Yaşadığımız çevrenin ve doğanın en büyük katili insanoğlunun kendisidir. Kendisine hayat veren ve nefes almasını sağlayan doğayı yok eden insanoğlu, aslında kendi hayatını da yok ettiğinin farkında değildir.
İnsan önce doğasını yok eder ve sonra kendi de yok olur. Klasikleşmiş bir söz var, ”Keşke insanlarda, hayvanlar kadar doğaya sahip çıksa” Ama yok. İnsanoğlu bencilliğinin, egosunun, kazanma hırsının kurbanı olmaya devam ediyor.
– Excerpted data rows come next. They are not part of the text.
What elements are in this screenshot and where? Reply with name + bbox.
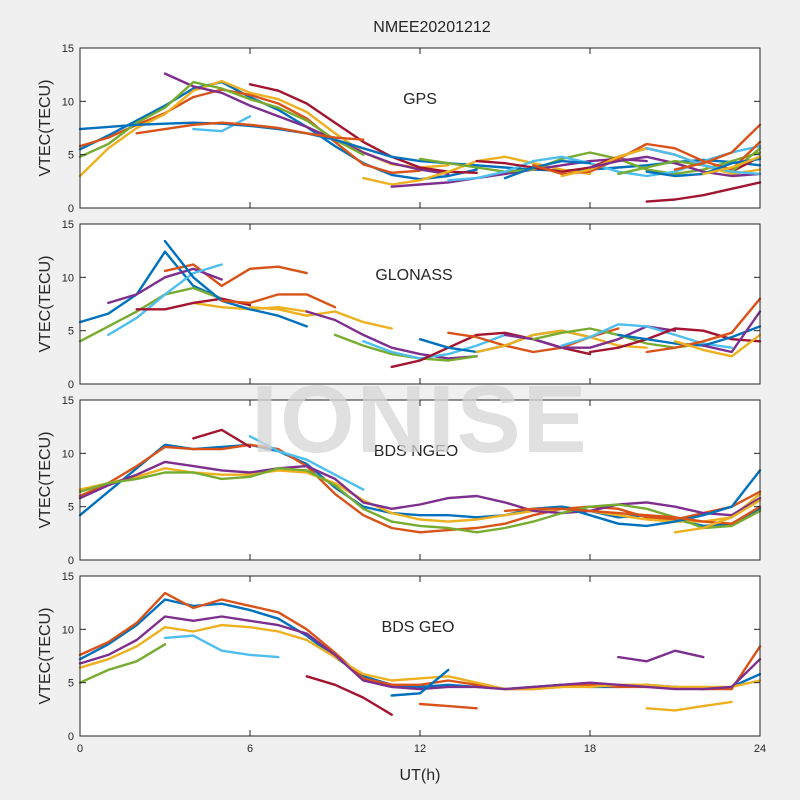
y-tick-label: 15: [62, 43, 74, 55]
series-line: [78, 623, 762, 691]
series-line: [702, 310, 762, 354]
panels: 0 5 10 15 VTEC(TECU) GPS 0 5 10 15 VTEC(TECU) GLONA…: [37, 43, 766, 755]
series-line: [78, 643, 167, 684]
series-line: [78, 250, 223, 324]
series-line: [248, 306, 393, 330]
y-tick-label: 10: [62, 448, 74, 460]
panel-2: 0 5 10 15 VTEC(TECU) BDS NGEO: [37, 395, 762, 567]
y-tick-label: 5: [68, 502, 74, 514]
series-line: [418, 702, 478, 710]
y-tick-label: 0: [68, 555, 74, 567]
y-tick-label: 5: [68, 150, 74, 162]
series-line: [418, 151, 762, 176]
panel-1: 0 5 10 15 VTEC(TECU) GLONASS: [37, 219, 762, 391]
series-line: [107, 263, 223, 337]
series-line: [645, 147, 762, 176]
y-tick-label: 10: [62, 272, 74, 284]
series-line: [248, 435, 365, 491]
series-line: [617, 147, 762, 176]
series-line: [475, 329, 648, 354]
series-line: [503, 159, 592, 180]
series-line: [192, 115, 252, 133]
series-line: [362, 333, 507, 360]
series-line: [305, 310, 478, 360]
series-line: [645, 700, 733, 712]
y-axis-label: VTEC(TECU): [37, 256, 54, 353]
x-tick-label: 0: [77, 743, 83, 755]
y-tick-label: 10: [62, 624, 74, 636]
series-line: [673, 499, 762, 534]
series-line: [673, 123, 762, 171]
series-line: [135, 121, 365, 141]
x-tick-label: 24: [754, 743, 766, 755]
series-line: [220, 293, 337, 309]
panel-label: GPS: [403, 91, 437, 108]
series-line: [78, 467, 762, 534]
series-line: [617, 649, 705, 663]
y-tick-label: 0: [68, 203, 74, 215]
watermark: IONISE: [251, 366, 588, 473]
series-line: [588, 327, 762, 354]
series-line: [192, 428, 252, 449]
series-line: [163, 72, 450, 176]
series-line: [107, 267, 223, 305]
x-axis-label: UT(h): [400, 767, 441, 784]
y-tick-label: 5: [68, 326, 74, 338]
series-line: [78, 443, 762, 534]
series-line: [78, 80, 365, 158]
y-axis-label: VTEC(TECU): [37, 432, 54, 529]
panel-0: 0 5 10 15 VTEC(TECU) GPS: [37, 43, 762, 215]
y-tick-label: 15: [62, 571, 74, 583]
x-tick-label: 12: [414, 743, 426, 755]
figure-title: NMEE20201212: [373, 19, 491, 36]
series-line: [588, 155, 762, 178]
series-line: [163, 239, 308, 328]
panel-label: BDS NGEO: [374, 443, 458, 460]
x-tick-label: 6: [247, 743, 253, 755]
series-line: [390, 668, 450, 697]
series-line: [78, 286, 223, 343]
panel-label: GLONASS: [375, 267, 452, 284]
series-line: [702, 155, 762, 176]
y-tick-label: 5: [68, 678, 74, 690]
series-line: [645, 181, 762, 203]
series-line: [78, 80, 478, 181]
series-line: [78, 615, 762, 691]
series-line: [645, 297, 762, 354]
series-line: [78, 121, 762, 172]
series-line: [673, 333, 762, 358]
series-line: [163, 263, 308, 288]
series-line: [447, 144, 762, 182]
series-line: [248, 83, 478, 174]
y-tick-label: 15: [62, 395, 74, 407]
y-tick-label: 0: [68, 379, 74, 391]
panel-label: BDS GEO: [382, 619, 455, 636]
y-tick-label: 10: [62, 96, 74, 108]
series-line: [163, 634, 280, 659]
y-tick-label: 15: [62, 219, 74, 231]
y-axis-label: VTEC(TECU): [37, 80, 54, 177]
panel-3: 0 5 10 15 0 6 12 18 24 VTEC(TECU) BDS GEO: [37, 571, 766, 755]
series-line: [78, 460, 762, 517]
x-tick-label: 18: [584, 743, 596, 755]
series-line: [560, 323, 733, 349]
series-line: [305, 675, 393, 716]
y-tick-label: 0: [68, 731, 74, 743]
y-axis-label: VTEC(TECU): [37, 608, 54, 705]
Sanki bu dünya onlara kalacakmış gibi.
Bir Kızılderili şefi der ki, “Son ağaç kesildiğinde, son ırmak kuruduğunda, son balık tutulduğunda, beyaz adam paranın yenmeyecek bir şey olduğunu anlayacak, ama o zaman iş işten geçmiş olacak.”
Aslında uzaklara bakmaya hiç gerek yok. Şöyle bir etrafımıza bakacak olursak, Konya’nın yakınına bir bakarsak, son yıllarda doğayı nasıl yok ettiğimizi görürüz. Özellikle de yaz aylarının gelmesi ile birlikte doğayı daha çok yok etmekteyiz.
Piknik amaçlı olarak gittiğimiz yeşil alanları adeta bir daha gitmeyecekmiş gibi yok etmekteyiz. Tarla açmak için güzelim ağaçları kesmekteyiz. Hayvan otlatırken filizlenmiş ağaçların yenmesine sessiz kalmaktayız. Anız yakarak toprağın verimliliğini ve buradaki hayvanları katletmekteyiz.
Bu durum böyle devam edecek olursa dünyadaki doğal çevre zaman içerisinde yok olacak.
Dünya yok olursa bize ne kalacak enkazdan başka. Hani biz bu dünyayı çocuklarımızdan miras almıştık. Neden bu mirasa sahip çıkamıyoruz. Ormanlarımız yok oluyor, yeraltı zenginliklerimiz hiç ediliyor, her şeyden önce insanlığımız yok oluyor.